One of the nominees is a conservative with extensive central-bank experience, broadly respected by monetary-policy experts. The other campaigned for the job from the lobby of the Trump International Hotel in Washington, D.C., and is widely regarded as a hyper-partisan extremist.

Guess which nomination McConnell is now advancing, and may bring to a vote as early as the end of this week, possibly even this very day?

The nomination that has gone cold is that of Christopher Waller, the current director of research at the Federal Reserve Bank of St. Louis.

The nomination that McConnell has suddenly taken up again is that of Judy Shelton.

Shelton is noted for her decades-long advocacy of fixing the value of currencies to gold. In 2009, for example, she wrote in The Wall Street Journal :

Now is the time to challenge the exclusive monopoly of Federal Reserve notes as currency. Buyers and sellers, by mutual consent, should have access to an alternate means for settling accounts; they should be able to do business using a monetary unit of account defined in terms of gold.

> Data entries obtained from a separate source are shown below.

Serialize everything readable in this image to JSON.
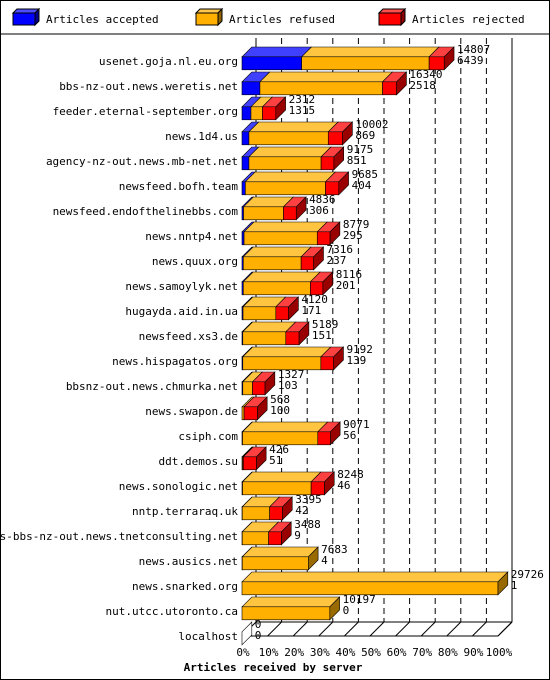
{
  "chart_data": {
    "type": "bar",
    "orientation": "horizontal",
    "stacked": true,
    "style": "3d",
    "xlabel": "Articles received by server",
    "xlim": [
      0,
      100
    ],
    "xunit": "%",
    "x_ticks": [
      "0%",
      "10%",
      "20%",
      "30%",
      "40%",
      "50%",
      "60%",
      "70%",
      "80%",
      "90%",
      "100%"
    ],
    "grid": "vertical dashed",
    "legend_position": "top",
    "series": [
      {
        "name": "Articles accepted",
        "color": "#0000ff"
      },
      {
        "name": "Articles refused",
        "color": "#ffb000"
      },
      {
        "name": "Articles rejected",
        "color": "#ff0000"
      }
    ],
    "categories": [
      "usenet.goja.nl.eu.org",
      "bbs-nz-out.news.weretis.net",
      "feeder.eternal-september.org",
      "news.1d4.us",
      "agency-nz-out.news.mb-net.net",
      "newsfeed.bofh.team",
      "newsfeed.endofthelinebbs.com",
      "news.nntp4.net",
      "news.quux.org",
      "news.samoylyk.net",
      "hugayda.aid.in.ua",
      "newsfeed.xs3.de",
      "news.hispagatos.org",
      "bbsnz-out.news.chmurka.net",
      "news.swapon.de",
      "csiph.com",
      "ddt.demos.su",
      "news.sonologic.net",
      "nntp.terraraq.uk",
      "news-bbs-nz-out.news.tnetconsulting.net",
      "news.ausics.net",
      "news.snarked.org",
      "nut.utcc.utoronto.ca",
      "localhost"
    ],
    "labels_top": [
      "14807",
      "16340",
      "2312",
      "10002",
      "9175",
      "9685",
      "4836",
      "8779",
      "7316",
      "8116",
      "4120",
      "5189",
      "9192",
      "1327",
      "568",
      "9071",
      "426",
      "8248",
      "3395",
      "3488",
      "7683",
      "29726",
      "10197",
      "0"
    ],
    "labels_bottom": [
      "6439",
      "2518",
      "1315",
      "869",
      "851",
      "404",
      "306",
      "295",
      "237",
      "201",
      "171",
      "151",
      "139",
      "103",
      "100",
      "56",
      "51",
      "46",
      "42",
      "9",
      "4",
      "1",
      "0",
      "0"
    ],
    "values_pct": {
      "accepted": [
        23.3,
        7.0,
        3.5,
        2.7,
        2.7,
        1.3,
        0.6,
        0.8,
        0.5,
        0.5,
        0.4,
        0.3,
        0.3,
        0.3,
        0.0,
        0.2,
        0.2,
        0.2,
        0.1,
        0.1,
        0.1,
        0.0,
        0.0,
        0.0
      ],
      "refused": [
        49.8,
        47.9,
        4.5,
        31.0,
        28.2,
        31.3,
        15.6,
        28.6,
        22.6,
        26.2,
        12.8,
        16.8,
        30.5,
        3.8,
        0.8,
        29.4,
        0.3,
        26.8,
        10.7,
        10.3,
        25.8,
        100.0,
        34.3,
        0.0
      ],
      "rejected": [
        5.9,
        5.5,
        5.2,
        5.6,
        5.0,
        5.2,
        5.0,
        5.0,
        4.9,
        4.9,
        5.0,
        5.2,
        5.0,
        4.9,
        5.2,
        4.9,
        5.1,
        5.2,
        5.0,
        5.0,
        0.0,
        0.0,
        0.0,
        0.0
      ]
    }
  }
}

Advocates of the gold standard often talk about consent and convertibility—the ability of economic actors to switch back and forth from dollars to gold. But that is disingenuous. Americans or anybody else can go to market with every last dollar they own and buy as much gold as they wish. What gold-standard advocates mean by convertibility is that private citizens should be free to convert their dollars into gold at a price set by law, rather than by the marketplace. Congress would pick a price for this one commodity, and then the central bank would forever after raise or lower interest rates to squeeze the dollar into alignment with the price of gold.

That’s how things were done in the United States from 1873 until 1934, when the domestic gold standard was finally abandoned after causing one horrific economic depression too many.

As one governor among seven, Shelton could do meaningful, but finite, harm. But right now, there are two vacancies on the board. If Shelton is confirmed, she will be one of six, not one of seven. And what if Republicans preserve their majority in the Senate after 2020, and McConnell then decides to extend to the Fed the same no-nominations-by-Democratic-presidents rule he formerly enforced on the federal courts? Richard Clarida’s term on the board expires in the spring of 2022. Shelton will then be one of five. Powell’s term as Fed chair expires early in 2022. If not renominated as chair, Powell may quit the board altogether. Shelton would then be one of four.

Could McConnell embargo the Fed as he has embargoed the federal courts, with a view of paralyzing monetary policy in order to hurt Democratic chances in the elections of 2022 and 2024? No such thing has ever happened before, but since McConnell gained the leadership of the Senate majority in 2014, it’s been one instance of no-such-thing-has-ever-happened-before after another. For all their many points of friction, McConnell and Trump have had one point of unity: a deep conviction of the non-legitimacy of government by the other party. That conviction was sharpened on the courts. Is it now to be perfected at the Federal Reserve, with the American economy joining American law and justice as McConnell’s hostage?